Sollte das die Lautsprecher noch nicht zum Leben erweckt haben, müssen Sie den «Line-In»-Eingang einschalten. Dazu betätigen Sie in der Lautstärkeregelung den Befehl «Optionen > Eigenschaften», dann «Lautstärke regeln für»: «Aufnahme». Der Regler «Line-In» steuert (in aller Regel) das Eingangssignal der Stereoanlage. Er sollte so eingerichtet werden, dass der Ton der Stereoanlage nicht verzerrt zu hören ist, aber auch nicht zu leise. Das Häkchen «Ton Aus» darf nicht angeklickt sein, sonst ist nichts zu hören (bei manchen Soundtreibern steht die Option «Auswählen» zur Verfügung – dann wiederum muss ein Häkchen gesetzt werden).

Hat das noch immer nicht geholfen, überprüfen Sie, ob Computer und Stereoanlage richtig verkabelt sind. Im «Eigenschaften»-Fenster der Windows-Lautstärkeregelung stehen bei «Mixer» unter Umständen verschiedene Treiber zur Auswahl: Ggf. finden Sie nach dem Verfahren von Versuch und Irrtum heraus, welcher sich als passend erweist.

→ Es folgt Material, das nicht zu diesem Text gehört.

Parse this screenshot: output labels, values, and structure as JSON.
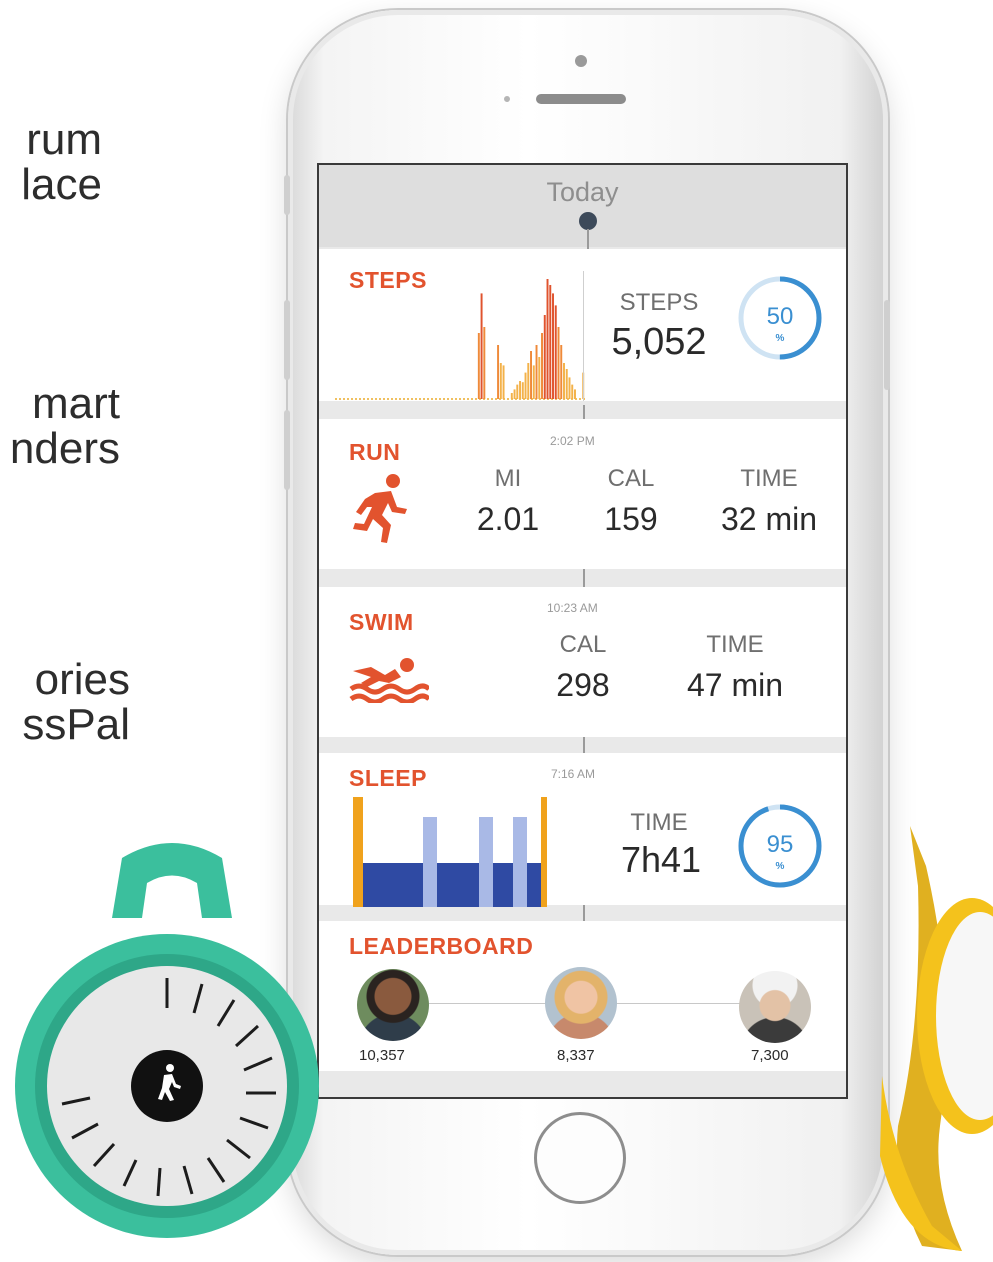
{
  "side_text": {
    "block1": [
      "rum",
      "lace"
    ],
    "block2": [
      "mart",
      "nders"
    ],
    "block3": [
      "ories",
      "ssPal"
    ]
  },
  "screen": {
    "header": "Today",
    "steps": {
      "title": "STEPS",
      "label": "STEPS",
      "value": "5,052",
      "goal_percent": "50",
      "percent_sign": "%",
      "chart_data": {
        "type": "bar",
        "title": "",
        "values": [
          0,
          0,
          0,
          0,
          0,
          0,
          0,
          0,
          0,
          0,
          0,
          0,
          0,
          0,
          0,
          0,
          0,
          0,
          0,
          0,
          0,
          0,
          0,
          0,
          0,
          0,
          0,
          0,
          0,
          0,
          0,
          0,
          0,
          0,
          0,
          0,
          0,
          0,
          0,
          0,
          0,
          0,
          0,
          0,
          0,
          0,
          0,
          0,
          0,
          0,
          0,
          0,
          55,
          88,
          60,
          0,
          0,
          0,
          0,
          45,
          30,
          28,
          0,
          0,
          5,
          8,
          12,
          15,
          14,
          22,
          30,
          40,
          28,
          45,
          35,
          55,
          70,
          100,
          95,
          88,
          78,
          60,
          45,
          30,
          25,
          18,
          12,
          8,
          0,
          0,
          22
        ]
      }
    },
    "run": {
      "title": "RUN",
      "time": "2:02 PM",
      "stats": [
        {
          "label": "MI",
          "value": "2.01"
        },
        {
          "label": "CAL",
          "value": "159"
        },
        {
          "label": "TIME",
          "value": "32 min"
        }
      ]
    },
    "swim": {
      "title": "SWIM",
      "time": "10:23 AM",
      "stats": [
        {
          "label": "CAL",
          "value": "298"
        },
        {
          "label": "TIME",
          "value": "47 min"
        }
      ]
    },
    "sleep": {
      "title": "SLEEP",
      "time": "7:16 AM",
      "label": "TIME",
      "value": "7h41",
      "goal_percent": "95",
      "percent_sign": "%"
    },
    "leaderboard": {
      "title": "LEADERBOARD",
      "entries": [
        {
          "score": "10,357"
        },
        {
          "score": "8,337"
        },
        {
          "score": "7,300"
        }
      ]
    }
  },
  "colors": {
    "accent": "#e2532e",
    "ring": "#3a8fd1",
    "sleep_deep": "#2f4aa3",
    "sleep_light": "#a9b9e6",
    "sleep_awake": "#f0a21c",
    "tracker_green": "#3bbf9d",
    "tracker_yellow": "#f4c21c"
  }
}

Falls der Lautstärkeregler für «Line-In» fehlt, blenden Sie in ebenfalls im «Eigenschaften»-Fenster ein, und zwar bei «Folgende Lautstärkeregler anzeigen«. Auch hier gilt: Probieren Sie im Zweifelsfall, mit welchem der zur Verfügung stehenden Regler es klappt.

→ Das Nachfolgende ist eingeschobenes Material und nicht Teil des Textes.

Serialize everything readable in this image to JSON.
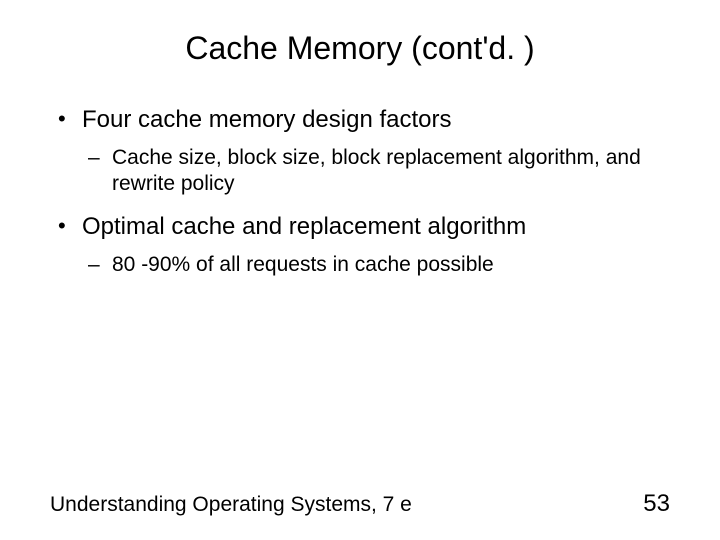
{
  "title": "Cache Memory (cont'd. )",
  "bullets": [
    {
      "text": "Four cache memory design factors",
      "sub": [
        "Cache size, block size, block replacement algorithm, and rewrite policy"
      ]
    },
    {
      "text": "Optimal cache and replacement algorithm",
      "sub": [
        "80 -90% of all requests in cache possible"
      ]
    }
  ],
  "footer": {
    "source": "Understanding Operating Systems, 7 e",
    "page": "53"
  }
}
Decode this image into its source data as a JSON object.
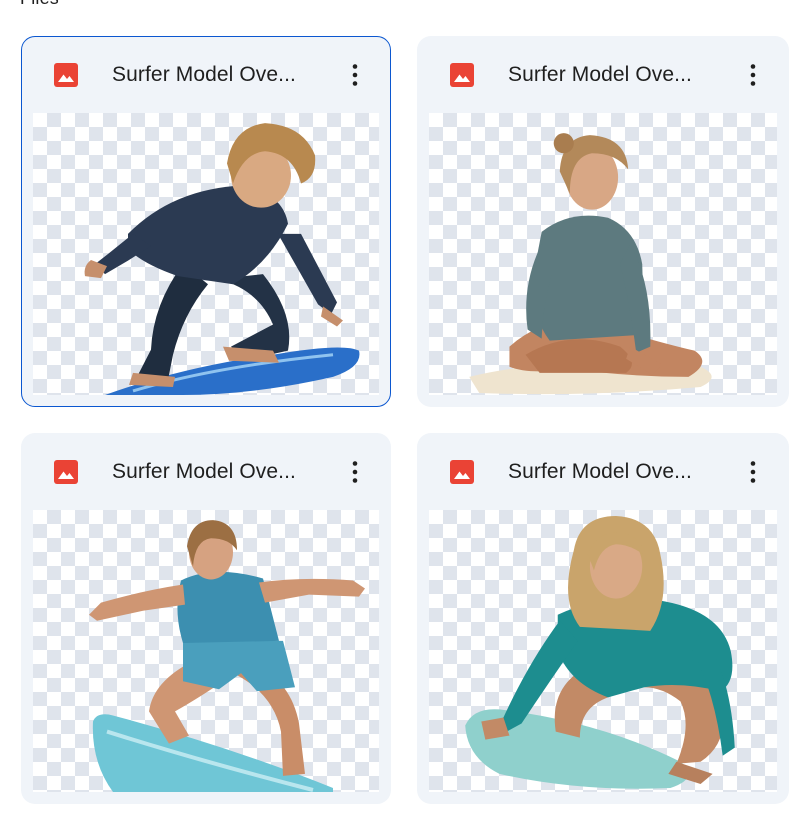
{
  "section": {
    "label": "Files"
  },
  "files": [
    {
      "name": "Surfer Model Ove...",
      "icon": "image-file-icon",
      "selected": true,
      "thumbnail": "surfer-boy-wetsuit-crouching"
    },
    {
      "name": "Surfer Model Ove...",
      "icon": "image-file-icon",
      "selected": false,
      "thumbnail": "surfer-girl-sitting-on-board"
    },
    {
      "name": "Surfer Model Ove...",
      "icon": "image-file-icon",
      "selected": false,
      "thumbnail": "surfer-girl-riding-stance"
    },
    {
      "name": "Surfer Model Ove...",
      "icon": "image-file-icon",
      "selected": false,
      "thumbnail": "surfer-girl-crouching-teal-suit"
    }
  ],
  "colors": {
    "card_background": "#f0f4f9",
    "selected_border": "#0b57d0",
    "image_icon": "#ea4335",
    "text": "#1f1f1f"
  }
}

Audacity konfigurieren: Auch Audacity hält Einstellungen zu der Signalquelle bereit. Diese sind aber deutlich einfacher zu treffen, als für Windows. Wählen Sie den Befehl «Datei > Einstellungen», dann den Reiter «Audio E/A». Unter «Wiedergabe > Gerät» und «Aufnahme > Gerät» muss hier der gleiche Treiber stehen, der auch bei der Windows-Konfiguration in der Windows-Lautstärkeregelung gewählt wurde. Bei «Kanäle» stellen Sie die Option «2 (Stereo)» ein. In der Auswahlliste rechts vom Aufnahmelautstärkeregler stehen die Aufnahmequellen zur Auswahl. Hier wählen Sie, falls vorhanden, die Einstellung «Line-In». Ansonsten klappts auch mit «Summe» (oder ähnlich) – dann müssen Sie allerdings darauf achten, dass der Computer keine Signaltöne produziert, da diese auch mit aufgezeichnet würden.

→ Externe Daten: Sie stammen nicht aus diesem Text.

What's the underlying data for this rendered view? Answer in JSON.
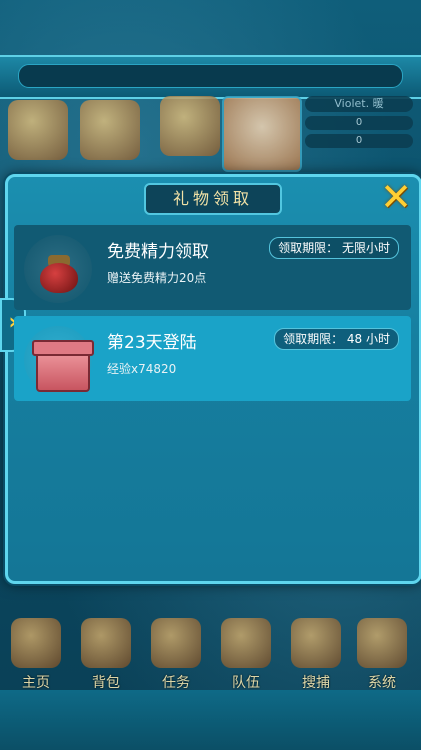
{
  "hud": {
    "player_name": "Violet. 暖",
    "stat1": "0",
    "stat2": "0"
  },
  "modal": {
    "title": "礼物领取",
    "close_icon": "close-x-icon",
    "gifts": [
      {
        "title": "免费精力领取",
        "desc": "赠送免费精力20点",
        "deadline": "领取期限： 无限小时",
        "icon": "red-jar-icon"
      },
      {
        "title": "第23天登陆",
        "desc": "经验x74820",
        "deadline": "领取期限： 48  小时",
        "icon": "red-giftbox-icon"
      }
    ]
  },
  "bottom_menu": [
    {
      "label": "主页",
      "icon": "home-icon"
    },
    {
      "label": "背包",
      "icon": "backpack-icon"
    },
    {
      "label": "任务",
      "icon": "scroll-icon"
    },
    {
      "label": "队伍",
      "icon": "team-icon"
    },
    {
      "label": "搜捕",
      "icon": "capture-icon"
    },
    {
      "label": "系统",
      "icon": "gear-icon"
    }
  ],
  "colors": {
    "panel": "#1b8fb0",
    "panel_border": "#5fd6ee",
    "selected_row": "#1aa3c8",
    "accent_gold": "#ffcf33"
  }
}
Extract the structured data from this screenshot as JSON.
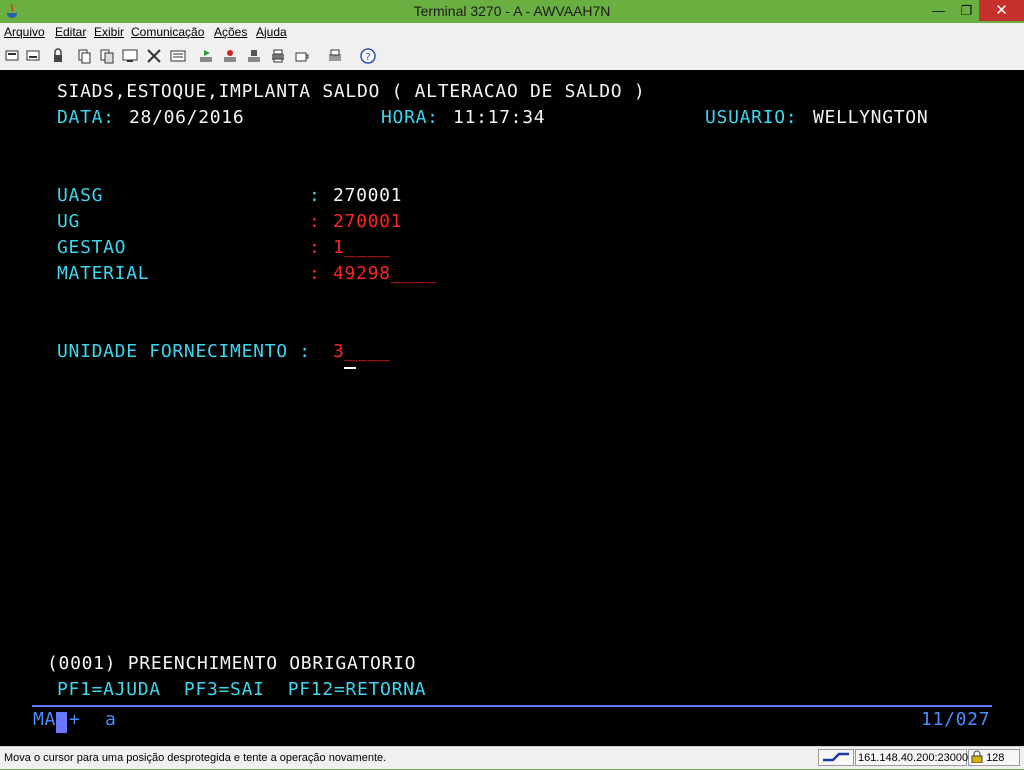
{
  "window": {
    "title": "Terminal 3270 - A - AWVAAH7N",
    "minimize": "—",
    "maximize": "❐",
    "close": "✕"
  },
  "menu": [
    "Arquivo",
    "Editar",
    "Exibir",
    "Comunicação",
    "Ações",
    "Ajuda"
  ],
  "toolbar": [
    "copy-icon",
    "paste-icon",
    "lock-icon",
    "cut-icon",
    "copy2-icon",
    "screen-icon",
    "macro-icon",
    "keyboard-icon",
    "play-icon",
    "record-icon",
    "stop-icon",
    "printer-icon",
    "coffee-icon",
    "print-screen-icon",
    "help-icon"
  ],
  "screen": {
    "header": "SIADS,ESTOQUE,IMPLANTA SALDO ( ALTERACAO DE SALDO )",
    "date_label": "DATA:",
    "date_value": "28/06/2016",
    "time_label": "HORA:",
    "time_value": "11:17:34",
    "user_label": "USUARIO:",
    "user_value": "WELLYNGTON",
    "fields": [
      {
        "label": "UASG",
        "sep": ":",
        "value": "270001",
        "pad": ""
      },
      {
        "label": "UG",
        "sep": ":",
        "value": "270001",
        "pad": ""
      },
      {
        "label": "GESTAO",
        "sep": ":",
        "value": "1",
        "pad": "____"
      },
      {
        "label": "MATERIAL",
        "sep": ":",
        "value": "49298",
        "pad": "____"
      }
    ],
    "unidade_label": "UNIDADE FORNECIMENTO :",
    "unidade_value": "3",
    "unidade_pad": "____",
    "message": "(0001) PREENCHIMENTO OBRIGATORIO",
    "pf_keys": "PF1=AJUDA  PF3=SAI  PF12=RETORNA"
  },
  "oia": {
    "left": "MA",
    "mid": "+",
    "char": "a",
    "cursor_pos": "11/027"
  },
  "status": {
    "message": "Mova o cursor para uma posição desprotegida e tente a operação novamente.",
    "connection_icon": "connection-icon",
    "host": "161.148.40.200:23000",
    "lock_icon": "lock-icon",
    "encryption": "128"
  },
  "colors": {
    "bg": "#000000",
    "field": "#3cd6ee",
    "protected": "#f4f4f4",
    "input": "#ff2424",
    "oia": "#6a78ff",
    "title_bar": "#6ab041"
  }
}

Nun kanns losgehen: Zu achten ist allerdings noch darauf, dass Sie auch in Audacity die Lautstärke aussteuern können. Dazu steht in der Leiste «Mixer» der Regler «Aufnahmelautstärke» (mit dem Mikrofon-Symbol) zur Verfügung. Auch hier sollten Sie darauf achten, dass die Aufnahme laut genug, aber nicht verzerrt ist.

Tipps zu Audacity

Nachbearbeiten der Aufnahmen: Um aus einer kontinuierlichen Aufnahme einer ganzen Schallplatten- oder Kassetten-Seite die einzelnen Songs als separate Musikdateien zu exportieren, gehen Sie am besten wie folgt vor: Markieren Sie in der Tonspur per Maus einen Song. Die Stille zwischen den einzelnen Titeln daran zu erkennen, dass in der Anzeige der Tonspur die blaue Linie nicht oder kaum ausschlägt. Benutzen Sie dann den Befehl «Datei > Auswahl exportieren als WAV» (ideal, wenn Sie Audio-CDs brennen wollen) oder «Auswahl exportieren als MP3».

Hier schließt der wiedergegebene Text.